Svalbard gehört zu den Regionen, die sich um ein Vielfaches schneller erwärmen als der Rest der Welt. Die schnell steigenden Temperaturen setzen vor allem den Gletschern zu, die rasant an Masse verlieren. Bisher wurden allerdings die Mechanismen hinter dem Eisverlust noch nicht richtig verstanden, insbesondere die Kalbungsdynamik der Gezeitengletscher.
In Earth System Science Data veröffentlichte ein Forschungsteam der University of Bristol und der Technischen Universität München am 20. Februar diesen Jahres einen einzigartigen Datensatz, der knapp 125.000 Satellitenbilder umfasst und die Positionen der Kalbungsfronten von 149 Gezeitengletschern auf Svalbard im Zeitraum von 1985 bis 2023 sichtbar macht — ein wichtiges Instrument für die Forschenden, um die noch offenen Fragen zum Kalben von Gletschern beantworten zu können.
In einer Pressemitteilung des EU-Projekts Arctic PASSION sagt Dr. Tian Li, Forscherin am Bristol Glaciology Centre und Hauptautorin der Studie, dass «dieser Datensatz verwendet werden kann, um die Massenbilanz der Svalbard-Gezeitengletscher zu verbessern. Außerdem ermöglicht er die Erforschung der Faktoren und Prozesse, die das Kalben von Gletschern steuern. Dies ist entscheidend für das Verständnis der Kalbungsdynamik, die ein Schlüsselindikator dafür ist, wie Gletscher auf den Klimawandel reagieren.»
Anhand des äußerst umfangreichen Satellitendatenkatalogs ermittelten die Forschenden in einem automatisierten Prozess mit Deep Learning und neuronalen Netzen die jahreszeitlichen und jährlichen Schwankungen der Kalbungsfront mit einer durchschnittlichen zeitlichen Auflösung von nur vier Tagen.

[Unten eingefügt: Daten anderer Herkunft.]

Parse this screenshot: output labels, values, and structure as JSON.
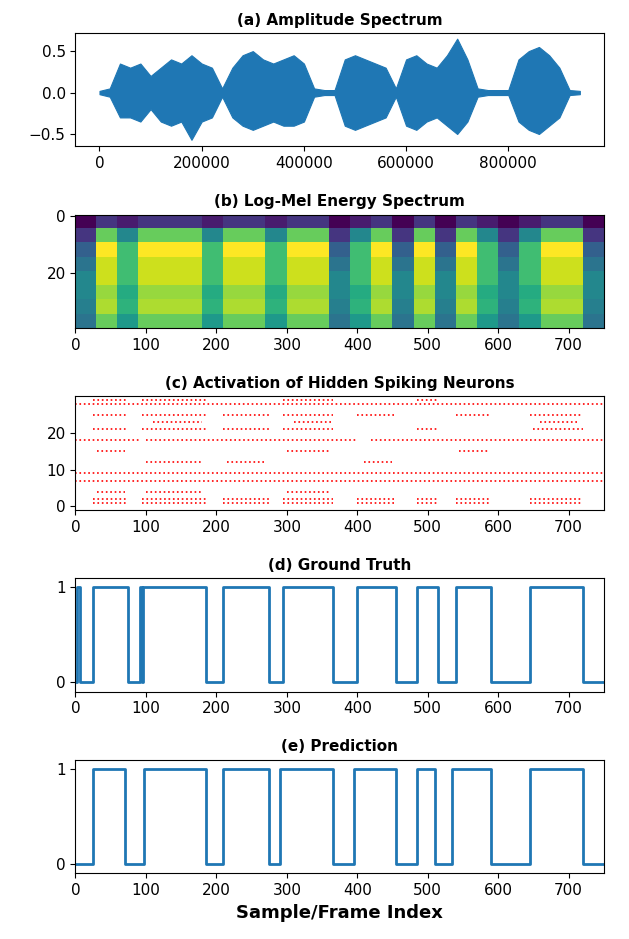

Abgesehen von einer Handvoll Gletschern auf Nordaustlandet — die zweitgrößte Insel Svalbards, die im Nordosten von Spitzbergen liegt —, ziehen sich alle untersuchten Gletscher zurück mit einem beschleunigten Massenverlust in den letzten Jahrzehnten.

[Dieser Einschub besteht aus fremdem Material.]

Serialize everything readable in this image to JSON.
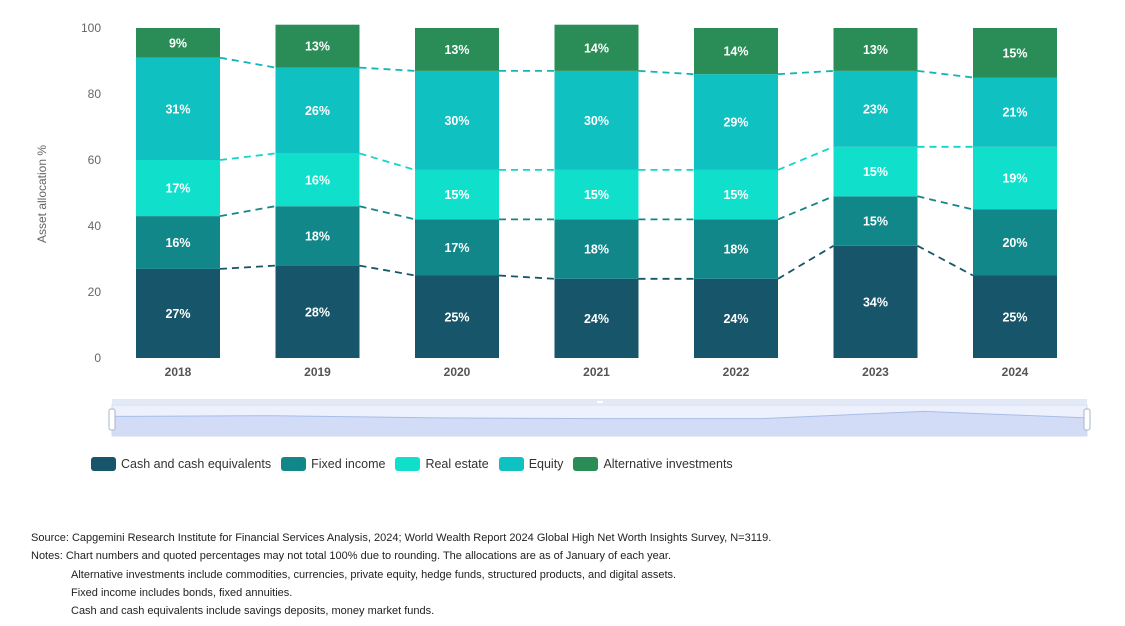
{
  "chart_data": {
    "type": "bar",
    "stacked": true,
    "categories": [
      "2018",
      "2019",
      "2020",
      "2021",
      "2022",
      "2023",
      "2024"
    ],
    "series": [
      {
        "name": "Cash and cash equivalents",
        "color": "#17566a",
        "values": [
          27,
          28,
          25,
          24,
          24,
          34,
          25
        ],
        "labels": [
          "27%",
          "28%",
          "25%",
          "24%",
          "24%",
          "34%",
          "25%"
        ]
      },
      {
        "name": "Fixed income",
        "color": "#11878a",
        "values": [
          16,
          18,
          17,
          18,
          18,
          15,
          20
        ],
        "labels": [
          "16%",
          "18%",
          "17%",
          "18%",
          "18%",
          "15%",
          "20%"
        ]
      },
      {
        "name": "Real estate",
        "color": "#10e0cb",
        "values": [
          17,
          16,
          15,
          15,
          15,
          15,
          19
        ],
        "labels": [
          "17%",
          "16%",
          "15%",
          "15%",
          "15%",
          "15%",
          "19%"
        ]
      },
      {
        "name": "Equity",
        "color": "#0fc1c1",
        "values": [
          31,
          26,
          30,
          30,
          29,
          23,
          21
        ],
        "labels": [
          "31%",
          "26%",
          "30%",
          "30%",
          "29%",
          "23%",
          "21%"
        ]
      },
      {
        "name": "Alternative investments",
        "color": "#2a8d57",
        "values": [
          9,
          13,
          13,
          14,
          14,
          13,
          15
        ],
        "labels": [
          "9%",
          "13%",
          "13%",
          "14%",
          "14%",
          "13%",
          "15%"
        ]
      }
    ],
    "yticks": [
      "0",
      "20",
      "40",
      "60",
      "80",
      "100"
    ],
    "ylim": [
      0,
      100
    ],
    "ylabel": "Asset allocation %",
    "xlabel": "",
    "legend_position": "bottom-left"
  },
  "source": "Source: Capgemini Research Institute for Financial Services Analysis, 2024; World Wealth Report 2024 Global High Net Worth Insights Survey, N=3119.",
  "notes": [
    "Notes: Chart numbers and quoted percentages may not total 100% due to rounding. The allocations are as of January of each year.",
    "Alternative investments include commodities, currencies, private equity, hedge funds, structured products, and digital assets.",
    "Fixed income includes bonds, fixed annuities.",
    "Cash and cash equivalents include savings deposits, money market funds."
  ]
}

Darüberhinaus identifizierte das Forschungsteam auch sogenannte «Surging Events», bei denen ein Gletscher innerhalb eines kurzen Zeitraums schneller fließt und somit mehr Eis an seiner Front verloren geht.
In früheren Studien wurde der Eisverlust an den Gletscherfronten meist nicht berücksichtigt, da schlicht die Daten dazu fehlten. Der neu entwickelte Datensatz ermöglicht es nun, den künftigen Gletscherschwund in der Arktis besser zu verstehen und zu prognostizieren, was für die Vorhersage des künftigen Meeresspiegelanstiegs entscheidend ist. Das Forschungsteam plant, die neue Methode für alle Gezeitengletscher in der Arktis anzuwenden.
Das Forschungsteam entwickelte den neuartigen und hochmodernen Datensatz im Rahmen des EU-Projekts Arctic PASSION, das darauf abzielt, ein pan-arktisches Beobachtungssystem für die wichtigsten Klimavariablen der arktischen Kryosphäre zu erstellen.